Yazmak başlı başına zor bir süreçken, hele ki roman yazmak epey zor. Hele ki dil ve kurgu üzerine çok ince düşünen biri için daha zor. Roman yazma sürecinde ne gibi zorluklar yaşadınız? Yardım aldığınız yerler oldu mu?

Roman, şüphesiz disiplinli olmayı gerektiriyor. Yazma süreci boyunca bazı günler bir paragraf hatta bir satır yazdığım anlar oldu ama yine de hiç bıkmadan, usanmadan yazdım. Konuyla bağlantımı o süre boyunca hiç koparmadım. Öyle zamanlar geldi ki romanda anlattıklarımı rüyamda görmeye, hatta hayatın içindeki gerçeklikle karıştırmaya başladım. Bu süreç boyunca ailemi ve arkadaşlarımı ihmal ettim ama en son noktayı koyunca buna değdiğini anladım.
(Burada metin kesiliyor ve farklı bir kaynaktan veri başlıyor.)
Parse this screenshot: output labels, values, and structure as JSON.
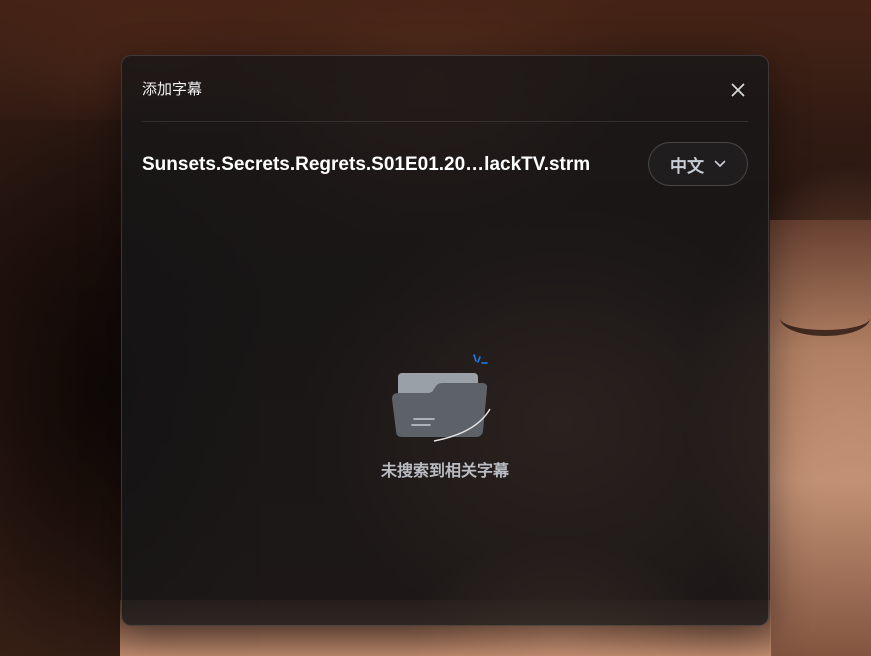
{
  "dialog": {
    "title": "添加字幕",
    "close_icon": "close-icon"
  },
  "file": {
    "name": "Sunsets.Secrets.Regrets.S01E01.20…lackTV.strm"
  },
  "language_select": {
    "value": "中文",
    "icon": "chevron-down-icon"
  },
  "empty_state": {
    "icon": "empty-folder-icon",
    "message": "未搜索到相关字幕"
  },
  "colors": {
    "accent": "#1e7cf2",
    "dialog_bg": "#161618",
    "text_primary": "#ffffff",
    "text_muted": "#b9bcc3"
  }
}
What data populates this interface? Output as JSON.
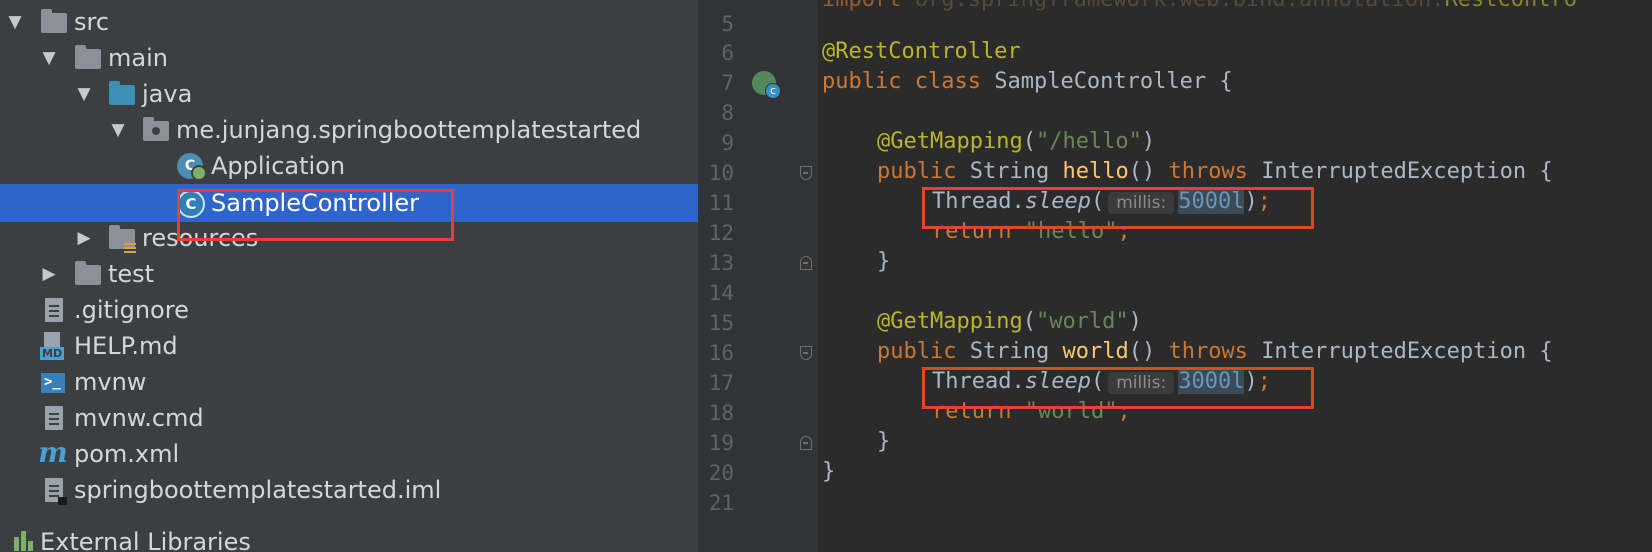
{
  "tree": {
    "items": [
      {
        "label": "src",
        "icon": "folder-icon",
        "arrow": "▼",
        "expanded": true
      },
      {
        "label": "main",
        "icon": "folder-icon",
        "arrow": "▼",
        "expanded": true
      },
      {
        "label": "java",
        "icon": "source-folder-icon",
        "arrow": "▼",
        "expanded": true
      },
      {
        "label": "me.junjang.springboottemplatestarted",
        "icon": "package-icon",
        "arrow": "▼",
        "expanded": true
      },
      {
        "label": "Application",
        "icon": "spring-boot-class-icon",
        "class_letter": "C"
      },
      {
        "label": "SampleController",
        "icon": "class-icon",
        "class_letter": "C",
        "selected": true
      },
      {
        "label": "resources",
        "icon": "resources-folder-icon",
        "arrow": "▶",
        "expanded": false
      },
      {
        "label": "test",
        "icon": "folder-icon",
        "arrow": "▶",
        "expanded": false
      },
      {
        "label": ".gitignore",
        "icon": "text-file-icon"
      },
      {
        "label": "HELP.md",
        "icon": "markdown-file-icon",
        "tag": "MD"
      },
      {
        "label": "mvnw",
        "icon": "shell-script-icon",
        "symbol": ">_"
      },
      {
        "label": "mvnw.cmd",
        "icon": "text-file-icon"
      },
      {
        "label": "pom.xml",
        "icon": "maven-icon",
        "symbol": "m"
      },
      {
        "label": "springboottemplatestarted.iml",
        "icon": "module-file-icon"
      },
      {
        "label": "External Libraries",
        "icon": "libraries-icon",
        "partially_visible": true
      }
    ]
  },
  "editor": {
    "top_partial": {
      "prefix": "import ",
      "text": "org.springframework.web.bind.annotation.",
      "suffix": "RestContro"
    },
    "line_numbers": [
      "5",
      "6",
      "7",
      "8",
      "9",
      "10",
      "11",
      "12",
      "13",
      "14",
      "15",
      "16",
      "17",
      "18",
      "19",
      "20",
      "21"
    ],
    "lines": {
      "l6": {
        "annotation": "@RestController"
      },
      "l7": {
        "kw1": "public",
        "kw2": "class",
        "name": "SampleController",
        "brace": " {"
      },
      "l9": {
        "annotation": "@GetMapping",
        "open": "(",
        "str": "\"/hello\"",
        "close": ")"
      },
      "l10": {
        "kw1": "public",
        "type": "String",
        "method": "hello",
        "parens": "()",
        "kw2": "throws",
        "exc": "InterruptedException",
        "brace": " {"
      },
      "l11": {
        "cls": "Thread.",
        "call": "sleep",
        "open": "(",
        "hint": "millis:",
        "num": "5000l",
        "close": ")",
        "semi": ";"
      },
      "l12": {
        "kw": "return",
        "str": "\"hello\"",
        "semi": ";"
      },
      "l13": {
        "brace": "}"
      },
      "l15": {
        "annotation": "@GetMapping",
        "open": "(",
        "str": "\"world\"",
        "close": ")"
      },
      "l16": {
        "kw1": "public",
        "type": "String",
        "method": "world",
        "parens": "()",
        "kw2": "throws",
        "exc": "InterruptedException",
        "brace": " {"
      },
      "l17": {
        "cls": "Thread.",
        "call": "sleep",
        "open": "(",
        "hint": "millis:",
        "num": "3000l",
        "close": ")",
        "semi": ";"
      },
      "l18": {
        "kw": "return",
        "str": "\"world\"",
        "semi": ";"
      },
      "l19": {
        "brace": "}"
      },
      "l20": {
        "brace": "}"
      }
    }
  },
  "colors": {
    "tree_bg": "#3c3f41",
    "selection": "#2f65ca",
    "editor_bg": "#2b2b2b",
    "gutter_bg": "#313335",
    "keyword": "#cc7832",
    "annotation": "#bbb529",
    "string": "#6a8759",
    "number": "#6897bb",
    "method_decl": "#ffc66d",
    "highlight_box": "#e5432e"
  }
}
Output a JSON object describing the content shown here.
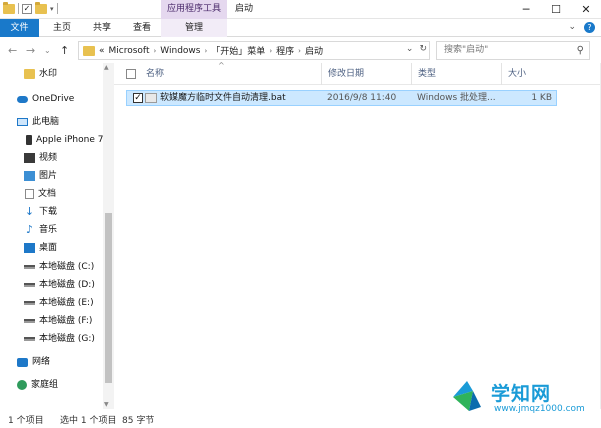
{
  "titlebar": {
    "context_tab_header": "应用程序工具",
    "window_title": "启动",
    "minimize": "─",
    "maximize": "☐",
    "close": "✕"
  },
  "ribbon": {
    "tabs": [
      "文件",
      "主页",
      "共享",
      "查看",
      "管理"
    ],
    "expand": "⌄"
  },
  "address": {
    "back": "←",
    "forward": "→",
    "recent": "⌄",
    "up": "↑",
    "overflow": "«",
    "crumbs": [
      "Microsoft",
      "Windows",
      "「开始」菜单",
      "程序",
      "启动"
    ],
    "dropdown": "⌄",
    "refresh": "↻",
    "search_placeholder": "搜索\"启动\""
  },
  "sidebar": {
    "items": [
      {
        "label": "水印",
        "icon": "folder-icon"
      },
      {
        "label": "OneDrive",
        "icon": "onedrive-icon"
      },
      {
        "label": "此电脑",
        "icon": "computer-icon"
      },
      {
        "label": "Apple iPhone 7",
        "icon": "phone-icon"
      },
      {
        "label": "视频",
        "icon": "video-icon"
      },
      {
        "label": "图片",
        "icon": "pictures-icon"
      },
      {
        "label": "文档",
        "icon": "documents-icon"
      },
      {
        "label": "下载",
        "icon": "download-icon"
      },
      {
        "label": "音乐",
        "icon": "music-icon"
      },
      {
        "label": "桌面",
        "icon": "desktop-icon"
      },
      {
        "label": "本地磁盘 (C:)",
        "icon": "drive-icon"
      },
      {
        "label": "本地磁盘 (D:)",
        "icon": "drive-icon"
      },
      {
        "label": "本地磁盘 (E:)",
        "icon": "drive-icon"
      },
      {
        "label": "本地磁盘 (F:)",
        "icon": "drive-icon"
      },
      {
        "label": "本地磁盘 (G:)",
        "icon": "drive-icon"
      },
      {
        "label": "网络",
        "icon": "network-icon"
      },
      {
        "label": "家庭组",
        "icon": "homegroup-icon"
      }
    ]
  },
  "columns": {
    "name": "名称",
    "modified": "修改日期",
    "type": "类型",
    "size": "大小",
    "sort_indicator": "^"
  },
  "files": [
    {
      "name": "软媒魔方临时文件自动清理.bat",
      "modified": "2016/9/8 11:40",
      "type": "Windows 批处理...",
      "size": "1 KB",
      "checked": "✓"
    }
  ],
  "status": {
    "item_count": "1 个项目",
    "selected": "选中 1 个项目",
    "bytes": "85 字节"
  },
  "watermark": {
    "name": "学知网",
    "url": "www.jmqz1000.com"
  },
  "colors": {
    "accent": "#1979ca",
    "selection": "#cce8ff",
    "context_tab": "#e5d8ef",
    "logo": "#1a9bd7"
  }
}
Romanı her ne kadar kendim yazsam da, özellikle hastane ve adliyede geçen sahneler için doktor ve savcı arkadaşlarımın teknik yardımları çok oldu.  

Bu yıl TRT Radyo’da haftalık bir programa başladınız. Radyo ve edebiyat her ne kadar birbirine yakın olsa da burada programa başlamanızın size katkıları ya da götürüleri oldu mu?

İşin özü itibariyle bakarsak ikisi de aynı. İkisinde de anlatıyorum. Radyoda karşımda buz dağı gibi duran bir gerçekliği anlatırken; romanda buz dağının görünmeyen yüzünü, buz dağının ardında sakladığı hisleri anlatıyorum.

Radyoda haftalık program yapmak, radyonun olduğu şehre bağımlı olmayı gerektiriyor. Her programdan sonra bir sonraki programı düşünmeye başlıyorsunuz. Bu da mesleğin cilveleri diyebiliriz ama TRT’de, o tarihi taş binada program yapmak eşsiz bir his.

Son sorumu soruyorum. Eğer seçecek olsanız, romandaki hangi karakter olmak veya hangi karakter olmamak isterdiniz.

Hangi karakter olmak istemezdim sorusuna cevabım çok net: Semih olmayı reddederdim.